President Trump himself appeared to acknowledge that creating a new way to affect 401(k) assets could disrupt people’s retirement goals in remarks he made Thursday. “I like to keep their 401(k)s,” he said, because “401(k)s do very well.”
This idea may lead to other unintended consequences, too. Suddenly having access to another pool of money can skew a prospective homebuyer’s budget, adds Cole.
“You’re probably being pushed to buy more house than you need,” which can lead to higher mortgage payments and higher maintenance and property tax bills.
“There is a problem, when you give people more options, they always know how to make the best decisions,” said Rich Arzaga, principal at Real Estate Whisperer Financial Planning and adjunct professor at the University of California, Berkeley Extension.
Based on his experience with real estate investing, Arzaga notes that people’s emotions can have a big impact when it comes to buying a home. “The real concern I have is when people see the American dream in front of them and all it takes is $50,000 or $100,000.. They are confused and upset, [and] when people get emotional about things, they don’t make the best financial decisions.
There’s another serious problem, he adds: Sinking a large portion of your retirement savings into a home creates a greater risk of bankruptcy.

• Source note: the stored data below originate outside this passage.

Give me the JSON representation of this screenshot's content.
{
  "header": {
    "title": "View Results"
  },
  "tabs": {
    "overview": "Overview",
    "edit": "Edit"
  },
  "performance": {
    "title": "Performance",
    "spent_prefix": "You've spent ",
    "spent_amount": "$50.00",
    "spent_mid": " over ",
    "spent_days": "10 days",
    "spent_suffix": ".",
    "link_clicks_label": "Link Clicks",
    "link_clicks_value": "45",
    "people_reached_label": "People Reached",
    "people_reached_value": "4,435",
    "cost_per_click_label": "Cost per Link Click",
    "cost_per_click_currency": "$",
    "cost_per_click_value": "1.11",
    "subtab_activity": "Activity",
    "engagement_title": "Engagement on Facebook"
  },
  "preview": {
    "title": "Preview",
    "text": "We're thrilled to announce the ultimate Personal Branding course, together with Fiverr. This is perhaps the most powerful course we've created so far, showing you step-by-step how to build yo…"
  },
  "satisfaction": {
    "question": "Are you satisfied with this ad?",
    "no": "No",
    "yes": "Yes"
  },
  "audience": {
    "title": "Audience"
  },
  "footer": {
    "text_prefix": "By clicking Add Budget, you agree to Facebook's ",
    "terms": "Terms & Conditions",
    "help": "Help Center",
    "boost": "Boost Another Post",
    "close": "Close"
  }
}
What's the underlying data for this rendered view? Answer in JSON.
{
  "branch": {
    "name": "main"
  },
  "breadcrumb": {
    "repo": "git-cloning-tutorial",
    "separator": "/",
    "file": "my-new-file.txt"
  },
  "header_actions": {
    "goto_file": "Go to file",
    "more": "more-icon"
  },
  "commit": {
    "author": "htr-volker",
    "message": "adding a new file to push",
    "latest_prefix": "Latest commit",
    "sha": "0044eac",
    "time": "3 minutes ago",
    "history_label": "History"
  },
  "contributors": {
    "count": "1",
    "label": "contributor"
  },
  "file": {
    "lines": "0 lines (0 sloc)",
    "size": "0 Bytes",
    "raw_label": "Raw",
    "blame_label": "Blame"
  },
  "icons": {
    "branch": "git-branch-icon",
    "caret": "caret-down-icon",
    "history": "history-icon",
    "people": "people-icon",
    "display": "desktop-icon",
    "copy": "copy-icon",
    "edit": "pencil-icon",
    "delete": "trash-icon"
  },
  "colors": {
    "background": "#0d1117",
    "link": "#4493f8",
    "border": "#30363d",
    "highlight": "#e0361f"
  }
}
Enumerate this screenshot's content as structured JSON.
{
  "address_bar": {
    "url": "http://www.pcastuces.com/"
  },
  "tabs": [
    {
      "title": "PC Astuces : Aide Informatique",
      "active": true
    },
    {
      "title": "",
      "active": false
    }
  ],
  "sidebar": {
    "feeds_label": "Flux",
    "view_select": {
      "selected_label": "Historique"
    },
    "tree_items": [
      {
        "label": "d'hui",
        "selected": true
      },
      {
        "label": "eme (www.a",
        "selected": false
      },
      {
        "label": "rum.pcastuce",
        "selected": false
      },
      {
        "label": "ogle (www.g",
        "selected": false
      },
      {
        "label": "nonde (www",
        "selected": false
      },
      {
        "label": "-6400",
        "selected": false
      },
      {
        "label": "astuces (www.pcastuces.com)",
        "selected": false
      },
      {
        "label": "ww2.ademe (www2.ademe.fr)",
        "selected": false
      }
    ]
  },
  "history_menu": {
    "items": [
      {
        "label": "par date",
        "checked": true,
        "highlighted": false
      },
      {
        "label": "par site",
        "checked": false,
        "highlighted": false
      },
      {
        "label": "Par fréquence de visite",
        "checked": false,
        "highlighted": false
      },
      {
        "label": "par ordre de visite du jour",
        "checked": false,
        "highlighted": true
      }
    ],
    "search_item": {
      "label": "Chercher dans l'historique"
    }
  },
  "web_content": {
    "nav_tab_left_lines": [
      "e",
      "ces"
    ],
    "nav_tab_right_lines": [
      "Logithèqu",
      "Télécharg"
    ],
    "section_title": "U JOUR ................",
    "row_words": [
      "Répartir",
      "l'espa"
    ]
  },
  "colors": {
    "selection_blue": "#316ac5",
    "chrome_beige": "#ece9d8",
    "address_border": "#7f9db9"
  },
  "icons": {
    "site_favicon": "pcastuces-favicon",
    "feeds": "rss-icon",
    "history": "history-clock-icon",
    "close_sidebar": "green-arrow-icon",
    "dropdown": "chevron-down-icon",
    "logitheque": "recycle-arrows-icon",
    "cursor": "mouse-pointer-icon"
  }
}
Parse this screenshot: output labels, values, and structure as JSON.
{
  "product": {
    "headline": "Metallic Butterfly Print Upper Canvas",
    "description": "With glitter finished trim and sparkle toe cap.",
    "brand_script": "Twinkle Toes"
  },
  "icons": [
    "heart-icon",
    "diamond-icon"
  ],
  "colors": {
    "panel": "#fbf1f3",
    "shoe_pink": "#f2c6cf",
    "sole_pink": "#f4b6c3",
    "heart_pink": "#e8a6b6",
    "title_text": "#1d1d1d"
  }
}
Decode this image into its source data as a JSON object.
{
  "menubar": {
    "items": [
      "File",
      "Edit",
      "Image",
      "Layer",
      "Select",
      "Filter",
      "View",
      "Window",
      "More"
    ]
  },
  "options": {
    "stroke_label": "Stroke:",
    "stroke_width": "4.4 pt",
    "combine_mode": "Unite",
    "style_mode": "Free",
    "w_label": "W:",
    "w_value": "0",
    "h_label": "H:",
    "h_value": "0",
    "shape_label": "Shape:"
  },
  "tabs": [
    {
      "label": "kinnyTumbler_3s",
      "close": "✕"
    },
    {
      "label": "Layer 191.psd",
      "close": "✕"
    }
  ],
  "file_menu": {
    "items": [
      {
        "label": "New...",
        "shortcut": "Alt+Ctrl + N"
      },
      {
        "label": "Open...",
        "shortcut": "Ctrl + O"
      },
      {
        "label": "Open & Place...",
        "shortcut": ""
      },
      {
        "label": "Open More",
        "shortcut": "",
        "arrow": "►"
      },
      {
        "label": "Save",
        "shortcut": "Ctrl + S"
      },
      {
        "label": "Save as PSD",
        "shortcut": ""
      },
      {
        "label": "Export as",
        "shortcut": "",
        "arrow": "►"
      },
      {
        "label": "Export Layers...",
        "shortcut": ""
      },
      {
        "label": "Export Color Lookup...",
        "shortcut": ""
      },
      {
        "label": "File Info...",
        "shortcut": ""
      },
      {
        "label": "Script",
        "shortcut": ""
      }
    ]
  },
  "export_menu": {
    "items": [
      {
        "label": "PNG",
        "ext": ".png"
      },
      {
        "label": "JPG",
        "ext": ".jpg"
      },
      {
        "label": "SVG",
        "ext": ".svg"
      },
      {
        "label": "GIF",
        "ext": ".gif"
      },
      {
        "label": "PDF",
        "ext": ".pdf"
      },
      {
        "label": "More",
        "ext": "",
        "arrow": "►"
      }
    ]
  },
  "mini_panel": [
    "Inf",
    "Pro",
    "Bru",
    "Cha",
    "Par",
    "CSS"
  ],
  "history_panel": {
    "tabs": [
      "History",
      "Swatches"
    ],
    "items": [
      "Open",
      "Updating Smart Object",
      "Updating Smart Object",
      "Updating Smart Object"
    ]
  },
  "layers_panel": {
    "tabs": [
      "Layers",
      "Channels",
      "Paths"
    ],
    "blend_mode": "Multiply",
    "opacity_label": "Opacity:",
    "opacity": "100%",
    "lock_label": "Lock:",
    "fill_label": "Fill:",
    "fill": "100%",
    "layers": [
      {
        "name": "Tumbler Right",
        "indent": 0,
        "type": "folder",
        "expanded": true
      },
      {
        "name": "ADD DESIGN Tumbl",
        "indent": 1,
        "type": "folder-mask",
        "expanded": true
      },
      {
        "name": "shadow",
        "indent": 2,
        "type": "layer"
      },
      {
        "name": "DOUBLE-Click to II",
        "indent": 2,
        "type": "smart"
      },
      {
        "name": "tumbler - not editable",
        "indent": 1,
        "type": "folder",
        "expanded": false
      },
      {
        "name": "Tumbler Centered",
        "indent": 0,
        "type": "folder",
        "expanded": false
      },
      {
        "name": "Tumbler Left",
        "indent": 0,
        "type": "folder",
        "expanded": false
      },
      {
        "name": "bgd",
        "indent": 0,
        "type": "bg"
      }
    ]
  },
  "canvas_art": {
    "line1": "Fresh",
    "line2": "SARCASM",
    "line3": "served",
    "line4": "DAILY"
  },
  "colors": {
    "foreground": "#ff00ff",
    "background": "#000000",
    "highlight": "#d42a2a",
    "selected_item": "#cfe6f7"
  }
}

“If you take $100,000 and put it into a house, suddenly you have a very concentrated position. You have a lot of equity in one asset,” Arzaga said. Just as you wouldn’t bet your nest egg on a single company’s performance, you don’t want your future financial security to be determined by changes in the real estate market.
Trading your nest egg for a loan is a risk that could easily set you back, he warns. “If you look at this from a retirement planning perspective, it’s better for most people to leave the money in the 401(k) and let it grow.”